Nine years ago, the Tesla Model S made its debut and changed the automotive world as we know it. It marked Tesla’s coming of age, with the brand’s first independently produced car; it was fast, plus, spacious. In essence, it managed to combine supercar performance with luxury car comfort. Cars were never the same again.
Enter the all-new Tesla Model S Plaid. It’s just been launched by a leather-jacket-wearing Elon Musk, whose penchant for revealing technological breakthroughs with the nonchalance of a high schooler talking about a rad “science” project remains unchanged. The latest “Delivery” event was live-streamed from Fremont, California, and saw Musk bring in the latest, fastest Tesla by launching it, flat out, on a quarter-mile runway, not far away from the site where the first Model S was manufactured. So what makes the new Model S as momentous a car as the first one?
Performance that goes “Beyond Ludicrous.”
Honestly, the performance figures on this make the original Tesla Roadster seem like a wheelbarrow in comparison. The Model S Plaid has a tri-motor setup, delivering 1020hp of peak power, across the entire rev range, right up to 321 kph (top speed). Elon Musk doesn’t shy away from bragging about its acceleration. “It’ll hit you right in the limbic system.”
Straight away, he talks about the car’s phenomenal acceleration. “It’ll hit you right in the limbic system. We wanted to make a spaceship out of a car”. The Tesla Model S Plaid has a tri-motor setup, which delivers 1020 hp of peak power across the rev band. It hits 0-100 kph in 1.99 seconds. It’s the quickest production car of any kind to be ever made. “It’s also the fastest production car to complete a quarter-mile” (400 meters), according to Musk.

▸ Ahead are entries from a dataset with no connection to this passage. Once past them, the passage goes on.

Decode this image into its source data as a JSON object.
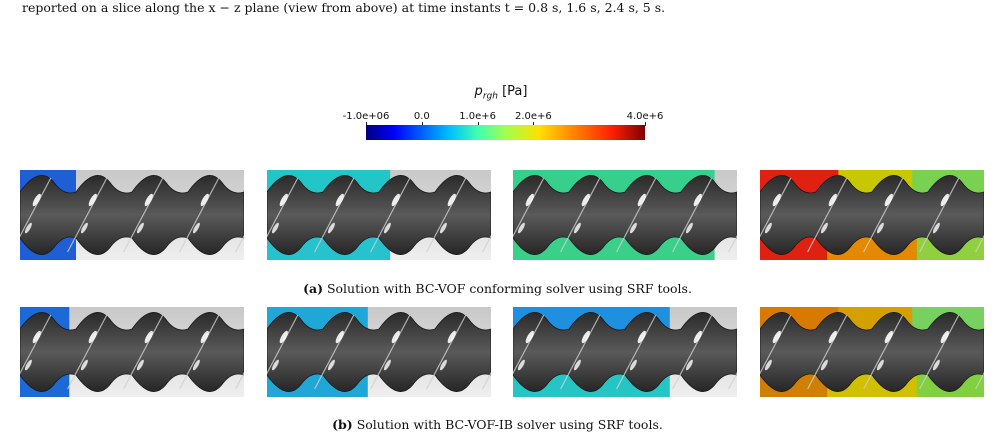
{
  "intro_text": "reported on a slice along the x − z plane (view from above) at time instants t = 0.8 s,  1.6 s,  2.4 s,  5 s.",
  "colorbar": {
    "title_var": "p",
    "title_sub": "rgh",
    "title_unit": " [Pa]",
    "ticks": [
      {
        "label": "-1.0e+06",
        "value": -1000000
      },
      {
        "label": "0.0",
        "value": 0
      },
      {
        "label": "1.0e+6",
        "value": 1000000
      },
      {
        "label": "2.0e+6",
        "value": 2000000
      },
      {
        "label": "4.0e+6",
        "value": 4000000
      }
    ],
    "range": [
      -1000000,
      4000000
    ]
  },
  "rows": [
    {
      "caption_tag": "(a)",
      "caption_text": " Solution with BC-VOF conforming solver using SRF tools.",
      "panels": [
        {
          "top": "#1f5fd6",
          "bottom": "#1f5fd6",
          "extent": 0.25,
          "bg_top": "#c8c8c8",
          "bg_bottom": "#efefef"
        },
        {
          "top": "#23c6c6",
          "bottom": "#28c2cf",
          "extent": 0.55,
          "bg_top": "#c8c8c8",
          "bg_bottom": "#efefef"
        },
        {
          "top": "#37cf8c",
          "bottom": "#3bd08a",
          "extent": 0.9,
          "bg_top": "#c8c8c8",
          "bg_bottom": "#efefef"
        },
        {
          "top": "#c8c800",
          "bottom": "#e38a00",
          "extent": 1.0,
          "left_top": "#e02010",
          "left_bottom": "#e02010",
          "right_top": "#7ad050",
          "right_bottom": "#90d040",
          "bg_top": "#c8c8c8",
          "bg_bottom": "#efefef"
        }
      ]
    },
    {
      "caption_tag": "(b)",
      "caption_text": " Solution with BC-VOF-IB solver using SRF tools.",
      "panels": [
        {
          "top": "#1c6ad8",
          "bottom": "#1c6ad8",
          "extent": 0.22,
          "bg_top": "#c8c8c8",
          "bg_bottom": "#efefef"
        },
        {
          "top": "#1fa7d8",
          "bottom": "#1fa7d8",
          "extent": 0.45,
          "bg_top": "#c8c8c8",
          "bg_bottom": "#efefef"
        },
        {
          "top": "#1f90e0",
          "bottom": "#25c5c5",
          "extent": 0.7,
          "bg_top": "#c8c8c8",
          "bg_bottom": "#efefef"
        },
        {
          "top": "#d4a000",
          "bottom": "#d0c000",
          "extent": 1.0,
          "left_top": "#d77a00",
          "left_bottom": "#d08000",
          "right_top": "#78d060",
          "right_bottom": "#80d040",
          "bg_top": "#c8c8c8",
          "bg_bottom": "#efefef"
        }
      ]
    }
  ]
}
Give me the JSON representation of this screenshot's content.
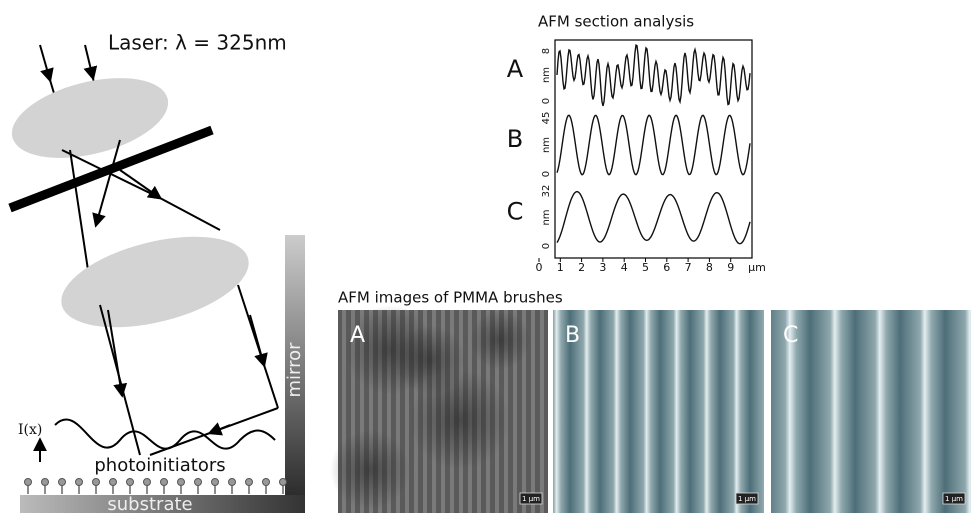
{
  "setup": {
    "laser_label": "Laser: λ = 325nm",
    "intensity_label": "I(x)",
    "photoinitiators": "photoinitiators",
    "substrate": "substrate",
    "mirror": "mirror"
  },
  "section_analysis": {
    "title": "AFM section analysis",
    "profiles": [
      {
        "label": "A",
        "unit": "nm",
        "ticks": [
          8,
          0
        ]
      },
      {
        "label": "B",
        "unit": "nm",
        "ticks": [
          45,
          0
        ]
      },
      {
        "label": "C",
        "unit": "nm",
        "ticks": [
          32,
          0
        ]
      }
    ],
    "x_ticks": [
      0,
      1,
      2,
      3,
      4,
      5,
      6,
      7,
      8,
      9
    ],
    "x_unit": "μm"
  },
  "images": {
    "title": "AFM images of PMMA brushes",
    "panels": [
      {
        "label": "A",
        "scale_bar": "1 μm"
      },
      {
        "label": "B",
        "scale_bar": "1 μm"
      },
      {
        "label": "C",
        "scale_bar": "1 μm"
      }
    ]
  }
}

It doesn’t end there. The new Model S Plaid features all-new battery architecture, which, in Plaid configuration, gives the Model S a range of 627km on a single charge. Even Supercharging speed has been optimized, says Musk, adding that the new car can obtain roughly 300km worth of charge “before you can finish a cup of coffee.” In other words, it does it in under 15 minutes.
The Plaid packs an all-new battery pack, new carbon sleeper rotors, and torque vectoring – the latter allowing the optimal distribution of power to individual wheels in milliseconds. Musk claims that the car is so quick that the centrifugal force attempts to expand the rotors, and it’s the carbon componentry that keeps it all together.
Part of its outrageous acceleration figure is also because this is the slipperiest car ever made. “The Tesla Model S Plaid has the lowest drag coefficient of any car ever made. And we’ve tested that while the wheels were in motion”. It has also been engineered for maximum safety. While no independently assessed crash safety assessment has verified this claim, Musk claims that it has been designed to get a five-star safety rating and is essential, “faster than any Porsche. Safer than any Volvo,” dealing one more in a series of gripping blows to European prestige car brands.
It must be noted that despite there being zero Superchargers in 2012, the Model S became a runaway success. Today, Musk claims, there are 25000 of them across the world. “We’re just going to keep building new ones,” he added, with not inconsiderable glee.
A cockpit from the future
When renderings of the Model S Plaid’s interiors first broke cover, many were skeptical whether any of it would make its way to the production model. After all, an F1-style yoke steering wheel is usually what conventional carmakers would use on “never-going-to-be-real” concept cars. While the jury’s still out on just how legal such a steering would be in different parts of the world, Tesla claims that it has been optimized for Autopilot – Tesla’s patented self-driving software, which is deemed to grow increasingly autonomous shortly.
Due to Autopilot’s expected advancement, Tesla has felt bold enough to place a 17” horizontal screen in the middle of the dashboard because, with the car driving itself, in-car entertainment will take on far more important than before. Mid-presentation, the car’s infotainment screen started to play Cyberpunk to demonstrate its graphic processing capabilities. “It can play games at 60FPS. It’s basically as powerful as a PS5,” said Musk. It even has wireless controller compatibility, so you can game from any seat in the car—even the rear seat, where legroom is a major improvement over the previous Model S.
The navigation has also been optimized to point out superchargers along your route automatically.
It’s not impossible to extract more straight-line speed from electric cars. Rimac even launched a supercar not too long ago, which, until this moment, was the fastest production car. But to do it in a luxury sedan, with a sub-600km range, an advanced autonomous driving system, and series-production levels of reliability (the Rimac is limited to a few hundred) is what gives Tesla the sort of advantage that prestige carmakers can only hope to overcome shortly. A lot of these claims need to be field-tested. But at present, it would take a while for any carmaker to match Tesla in terms of performance, ecosystem, and software technology.
The Model S was and remained the blueprint for EVs for the remainder of the decade.